Love Canal was the common pasture.

In a free market economy, like the current United States economy, the role of government is intervene where there are market failures. The market fails to provide and protect “public goods” – resources that are not exclusive to select users but are in rival consumption between users. Examples are found in both natural and urban (human-created) environmental resource systems.

The problem of protecting public goods is far from solved. In October 2018 a “Special Report on Global Warming of 1.5 C” by the Intergovernmental Panel on Climate Change and the November 2018 Fourth National Climate Assessment Report (both of which are renowned global organizations on the subject of climate change) found that:

  • Human activity is the dominate cause of observed climate change over the past century
  • A changing climate is causing sea levels to rise and increase in wildfires, severe storms, droughts, and other extreme weather events that threaten human life, healthy communities, and critical infrastructure.
  • Global warming at or above 2 degrees Celsius (about 3.6 F) will cause: (A) mass migration from the regions most affected by climate change, (B) more than $500 billion in lost annual economic output in the United States by the year 2100, (C) wildfires that by 2050 will annually burn at least twice as much forest area in the western United States than was typically burned by wildfires in the years preceding 2019, (D) a loss of more than 99 percent of all coral reefs on Earth, (E) more than 3.5 million people exposed globally to deadly heat stress by 2050, and (F) a risk of damage to $1 trillion of public infrastructure and coastal real estate in the United States.
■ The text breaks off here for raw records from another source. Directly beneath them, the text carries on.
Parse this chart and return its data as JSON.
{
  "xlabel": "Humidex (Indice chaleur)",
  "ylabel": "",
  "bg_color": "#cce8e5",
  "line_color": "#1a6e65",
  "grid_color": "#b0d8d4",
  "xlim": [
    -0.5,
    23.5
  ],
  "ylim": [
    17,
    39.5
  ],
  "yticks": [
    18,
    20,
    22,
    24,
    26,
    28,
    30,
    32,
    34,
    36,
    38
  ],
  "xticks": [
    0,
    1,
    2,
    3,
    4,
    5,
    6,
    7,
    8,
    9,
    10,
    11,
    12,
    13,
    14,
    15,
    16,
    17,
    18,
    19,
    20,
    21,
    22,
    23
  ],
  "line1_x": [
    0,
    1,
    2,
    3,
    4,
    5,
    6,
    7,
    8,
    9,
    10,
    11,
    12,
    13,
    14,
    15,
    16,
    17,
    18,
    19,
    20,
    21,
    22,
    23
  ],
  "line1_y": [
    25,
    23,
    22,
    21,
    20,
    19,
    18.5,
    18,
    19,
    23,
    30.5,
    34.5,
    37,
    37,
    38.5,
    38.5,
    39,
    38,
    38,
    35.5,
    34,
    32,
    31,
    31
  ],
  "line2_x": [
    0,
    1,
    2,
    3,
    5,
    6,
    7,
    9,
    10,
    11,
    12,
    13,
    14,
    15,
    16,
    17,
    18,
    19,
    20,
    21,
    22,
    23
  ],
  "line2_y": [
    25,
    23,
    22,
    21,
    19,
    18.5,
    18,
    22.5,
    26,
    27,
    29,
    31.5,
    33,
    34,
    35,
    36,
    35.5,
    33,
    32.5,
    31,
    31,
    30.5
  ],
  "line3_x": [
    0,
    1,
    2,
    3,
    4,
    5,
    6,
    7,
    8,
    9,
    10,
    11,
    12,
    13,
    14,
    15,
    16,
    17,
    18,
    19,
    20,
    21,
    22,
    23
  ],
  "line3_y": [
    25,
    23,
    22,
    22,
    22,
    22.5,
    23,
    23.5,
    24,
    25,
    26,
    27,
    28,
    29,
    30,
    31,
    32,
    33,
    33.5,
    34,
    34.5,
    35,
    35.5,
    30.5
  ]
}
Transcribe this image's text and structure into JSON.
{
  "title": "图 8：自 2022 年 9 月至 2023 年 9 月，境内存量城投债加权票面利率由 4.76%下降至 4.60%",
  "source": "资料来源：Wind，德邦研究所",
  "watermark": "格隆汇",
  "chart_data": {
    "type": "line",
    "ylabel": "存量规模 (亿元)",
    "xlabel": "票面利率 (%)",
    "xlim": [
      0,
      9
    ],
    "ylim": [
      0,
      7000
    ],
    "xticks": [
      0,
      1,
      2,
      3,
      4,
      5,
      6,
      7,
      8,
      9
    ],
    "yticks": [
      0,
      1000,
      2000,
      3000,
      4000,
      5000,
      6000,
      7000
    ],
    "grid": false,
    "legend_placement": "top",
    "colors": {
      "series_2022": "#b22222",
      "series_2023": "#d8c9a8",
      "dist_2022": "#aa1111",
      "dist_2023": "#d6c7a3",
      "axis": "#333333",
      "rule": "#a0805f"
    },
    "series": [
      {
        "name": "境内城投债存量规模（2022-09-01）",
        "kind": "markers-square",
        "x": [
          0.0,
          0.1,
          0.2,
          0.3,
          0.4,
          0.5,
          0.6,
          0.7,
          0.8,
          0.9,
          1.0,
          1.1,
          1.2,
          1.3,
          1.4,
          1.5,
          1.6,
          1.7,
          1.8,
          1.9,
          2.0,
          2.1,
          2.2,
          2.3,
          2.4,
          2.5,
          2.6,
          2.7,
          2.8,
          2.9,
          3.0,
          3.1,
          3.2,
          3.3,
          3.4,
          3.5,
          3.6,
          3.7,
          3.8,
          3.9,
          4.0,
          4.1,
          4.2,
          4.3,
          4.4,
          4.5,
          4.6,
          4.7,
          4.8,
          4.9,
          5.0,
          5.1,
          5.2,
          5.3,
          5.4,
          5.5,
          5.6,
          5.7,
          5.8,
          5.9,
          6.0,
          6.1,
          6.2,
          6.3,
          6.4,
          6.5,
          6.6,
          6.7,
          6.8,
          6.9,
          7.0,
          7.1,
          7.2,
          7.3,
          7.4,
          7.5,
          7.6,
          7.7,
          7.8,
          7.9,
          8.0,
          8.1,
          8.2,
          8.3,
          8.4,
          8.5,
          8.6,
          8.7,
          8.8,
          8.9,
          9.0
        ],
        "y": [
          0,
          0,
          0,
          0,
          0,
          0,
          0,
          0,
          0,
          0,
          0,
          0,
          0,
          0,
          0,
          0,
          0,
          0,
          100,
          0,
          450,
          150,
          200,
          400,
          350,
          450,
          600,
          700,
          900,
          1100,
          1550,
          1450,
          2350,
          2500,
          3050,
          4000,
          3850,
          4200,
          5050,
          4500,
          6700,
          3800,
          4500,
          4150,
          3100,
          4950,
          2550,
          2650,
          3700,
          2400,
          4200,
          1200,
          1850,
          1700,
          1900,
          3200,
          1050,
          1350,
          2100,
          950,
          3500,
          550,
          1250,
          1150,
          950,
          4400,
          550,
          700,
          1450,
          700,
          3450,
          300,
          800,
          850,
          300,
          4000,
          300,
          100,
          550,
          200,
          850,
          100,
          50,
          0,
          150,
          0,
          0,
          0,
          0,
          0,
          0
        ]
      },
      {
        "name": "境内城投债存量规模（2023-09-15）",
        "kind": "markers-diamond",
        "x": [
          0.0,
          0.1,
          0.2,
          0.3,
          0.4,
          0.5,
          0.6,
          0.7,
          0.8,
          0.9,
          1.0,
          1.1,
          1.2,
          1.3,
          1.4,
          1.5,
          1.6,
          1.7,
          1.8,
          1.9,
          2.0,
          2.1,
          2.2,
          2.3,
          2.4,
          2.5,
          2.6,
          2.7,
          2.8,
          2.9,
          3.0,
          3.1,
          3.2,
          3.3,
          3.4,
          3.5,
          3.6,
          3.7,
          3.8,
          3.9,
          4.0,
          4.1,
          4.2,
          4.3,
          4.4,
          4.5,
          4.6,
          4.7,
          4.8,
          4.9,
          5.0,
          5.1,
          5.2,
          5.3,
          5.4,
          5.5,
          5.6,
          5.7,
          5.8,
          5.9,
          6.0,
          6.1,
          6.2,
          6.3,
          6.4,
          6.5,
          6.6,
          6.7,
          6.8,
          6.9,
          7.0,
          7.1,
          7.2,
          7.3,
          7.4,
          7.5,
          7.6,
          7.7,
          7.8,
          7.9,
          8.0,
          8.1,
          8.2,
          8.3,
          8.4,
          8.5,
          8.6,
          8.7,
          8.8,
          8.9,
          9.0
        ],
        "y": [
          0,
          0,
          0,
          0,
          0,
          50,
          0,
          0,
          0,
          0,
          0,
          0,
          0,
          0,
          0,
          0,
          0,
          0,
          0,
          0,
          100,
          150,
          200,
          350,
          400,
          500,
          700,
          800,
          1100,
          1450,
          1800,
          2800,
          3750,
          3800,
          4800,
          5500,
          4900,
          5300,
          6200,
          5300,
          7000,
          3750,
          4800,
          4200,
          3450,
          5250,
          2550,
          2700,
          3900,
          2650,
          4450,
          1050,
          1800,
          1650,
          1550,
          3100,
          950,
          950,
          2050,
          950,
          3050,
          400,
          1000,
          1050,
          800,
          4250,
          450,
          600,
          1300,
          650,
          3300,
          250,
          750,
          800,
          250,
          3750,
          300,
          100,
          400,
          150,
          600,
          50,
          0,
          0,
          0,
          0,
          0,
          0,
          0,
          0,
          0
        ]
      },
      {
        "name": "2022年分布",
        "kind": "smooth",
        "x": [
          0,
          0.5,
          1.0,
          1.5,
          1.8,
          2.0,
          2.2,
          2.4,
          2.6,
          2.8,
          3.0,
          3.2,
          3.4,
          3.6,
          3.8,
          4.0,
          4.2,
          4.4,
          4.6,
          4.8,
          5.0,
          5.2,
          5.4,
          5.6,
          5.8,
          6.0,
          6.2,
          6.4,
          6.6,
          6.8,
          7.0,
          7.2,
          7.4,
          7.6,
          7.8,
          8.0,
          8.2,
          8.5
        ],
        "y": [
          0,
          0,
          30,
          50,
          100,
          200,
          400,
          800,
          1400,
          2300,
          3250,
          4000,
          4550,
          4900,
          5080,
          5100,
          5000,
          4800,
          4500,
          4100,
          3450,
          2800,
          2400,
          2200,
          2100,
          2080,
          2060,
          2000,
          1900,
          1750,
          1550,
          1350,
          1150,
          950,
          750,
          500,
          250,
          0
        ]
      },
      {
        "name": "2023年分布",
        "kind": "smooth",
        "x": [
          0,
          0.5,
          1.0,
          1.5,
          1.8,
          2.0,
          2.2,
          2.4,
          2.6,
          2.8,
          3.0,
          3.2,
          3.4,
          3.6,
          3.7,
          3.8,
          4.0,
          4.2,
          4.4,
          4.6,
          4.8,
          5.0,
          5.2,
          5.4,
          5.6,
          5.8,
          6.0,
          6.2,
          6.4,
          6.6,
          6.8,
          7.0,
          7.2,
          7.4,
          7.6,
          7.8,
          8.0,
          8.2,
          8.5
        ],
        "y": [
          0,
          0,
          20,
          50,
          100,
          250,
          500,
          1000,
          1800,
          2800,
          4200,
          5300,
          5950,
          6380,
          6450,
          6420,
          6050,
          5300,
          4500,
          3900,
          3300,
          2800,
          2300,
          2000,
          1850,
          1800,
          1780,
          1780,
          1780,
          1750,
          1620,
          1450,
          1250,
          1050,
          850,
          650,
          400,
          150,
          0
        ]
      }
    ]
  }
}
The list goes on, and on, and on…

Moral of the story: if we don’t drastically change course soon, and prevent the global temperature from rising another 0.5 degrees Celsius by 2040, humankind will have passed a point of no return in terms of climate change.

This sobering reality is not without a solution. Here is the 14 page congressional Green New Deal Resolution that cites the reports mentioned above and explained in the video created by Vox. The Green New Deal is proposal to create a federal, legislative movement to protect the natural environment, a public good.

According to the NY Times (here), the Trump Administration has completed 53 environmental policy rollbacks with 32 more in progress. These policies include: air pollution and emissions, drilling and extraction, infrastructure and planning, animals, toxic substances and safety, water pollution, and more. After seeing the harm done by pollution at Love Canal, it is unfathomable to explain why the Trump Administration has allowed any environmental regulations to be reduced or removed.

These concepts shocked me enough to write this post which is nothing like the rest of the content on this site. Now the question I’m asking myself is, “how can I use my interests and abilities in architecture, real estate development, and urban planning to create a truly sustainable and economically viable built environment today?” Previously, I was interested in using existing buildings to reduced embodied carbon, but now I’m interested in going far beyond that.

If you have made it this far, I strongly encourage you to continue educating yourself on the Green New Deal, climate change, related policies and to educate your fellow citizens. Look around and try to imagine how the area around you could be more sustainable. Get involved somehow. Do something bold. Better than average isn’t good enough anymore.